Not for the mistress, though. A second before committing herself to a mental hospital, she decided that this year she is going to celebrate her own private memorial day in a different, more spiritual way. It will bring people together in commemoration. It will edify and unify.
Sabra and Shatila.
For weeks she had been trying to tempt me into doing headstands with her. In general, she started talking about how you have to go through the body to bring change to the mind. “Because the body remembers everything, don’t you think?” She asks me, putting on this hand cream that she concocted all by herself in a kitchen pot with all kinds of stinking herbs.
“Come on. Even for a little bit. Try it. It’s super basic for anyone practicing yoga and you’ve been telling me how much you want to sign up for a yoga class”.
I don’t know why I let her talk me into it. It must have been part of my efforts to get under her skin, to understand how that screwed up mechanism installed in her body and mind ticks.
Look, I’m not an un-athletic person or anything. I have a great body and well-toned abs, but somehow standing on my head doesn’t strike me as natural. It’s a position from which you can’t really react if anything were t
o happen. And for us, at least in my life, things are happening all the time, you can’t let your guard down even for a second.
So I’m giving it a shot. It’s all about focusing inwards, she says. All you need is to relax your mind and it’ll happen.
After several failed attempts, I manage to swing my legs up above my head and fall down.
“It’s all in your head, Iris. You don’t need to swing them like that, there’s no need to exert yourself. You’ve got it all coming from here”, she taps on the top of my head. “It needs to come from here”, she places her warm hand on my stomach and makes little clockwise circles.
“Look”, Ruth told me, “I think that the way Memorial Day is celebrated in this country only keeps people away from remembering. What’s up with this siren, forcing everyone to stand at attention? What’s up with this one moment when we all have to remember only those who were killed in war and not everyone else?”
She rolls her eyes.
“Sometimes I can really understand those orthodox people who make a point of walking around right in the center of town while the siren is on. Why did they turn it into something holy?”

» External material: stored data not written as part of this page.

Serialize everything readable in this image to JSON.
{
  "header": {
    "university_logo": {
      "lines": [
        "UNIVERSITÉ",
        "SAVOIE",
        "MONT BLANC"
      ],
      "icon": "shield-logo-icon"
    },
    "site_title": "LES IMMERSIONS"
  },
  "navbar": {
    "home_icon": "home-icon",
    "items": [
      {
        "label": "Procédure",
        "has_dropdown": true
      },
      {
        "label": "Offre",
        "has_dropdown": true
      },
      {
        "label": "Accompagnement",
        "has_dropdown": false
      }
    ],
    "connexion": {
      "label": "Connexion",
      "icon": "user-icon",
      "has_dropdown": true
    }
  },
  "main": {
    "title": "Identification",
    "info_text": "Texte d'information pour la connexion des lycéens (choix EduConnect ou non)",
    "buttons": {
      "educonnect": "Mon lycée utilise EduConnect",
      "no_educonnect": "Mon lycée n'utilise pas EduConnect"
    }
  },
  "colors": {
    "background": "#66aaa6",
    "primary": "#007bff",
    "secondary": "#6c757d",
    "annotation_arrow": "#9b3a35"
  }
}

“So, what are you proposing? That we should just forget? We need it. It’s a kind of national catharsis”.
She smiles at me.
“It’s anything but that. Memory is something very private. Loss is something very private, and it shouldn’t be designated and defined by the authorities as a moment in which we have to force ourselves to remember only those who died in war. What we need is an entirely different experience of remembering. It has to lead to something, it has to have a point”.
“Well…”
“So what I am proposing is an alternative Memorial Day. Since no one can escape the blare of that damned siren, this year I’ve invited all of my friends to a physical-spiritual head-standing ceremony downtown at Sacher park”.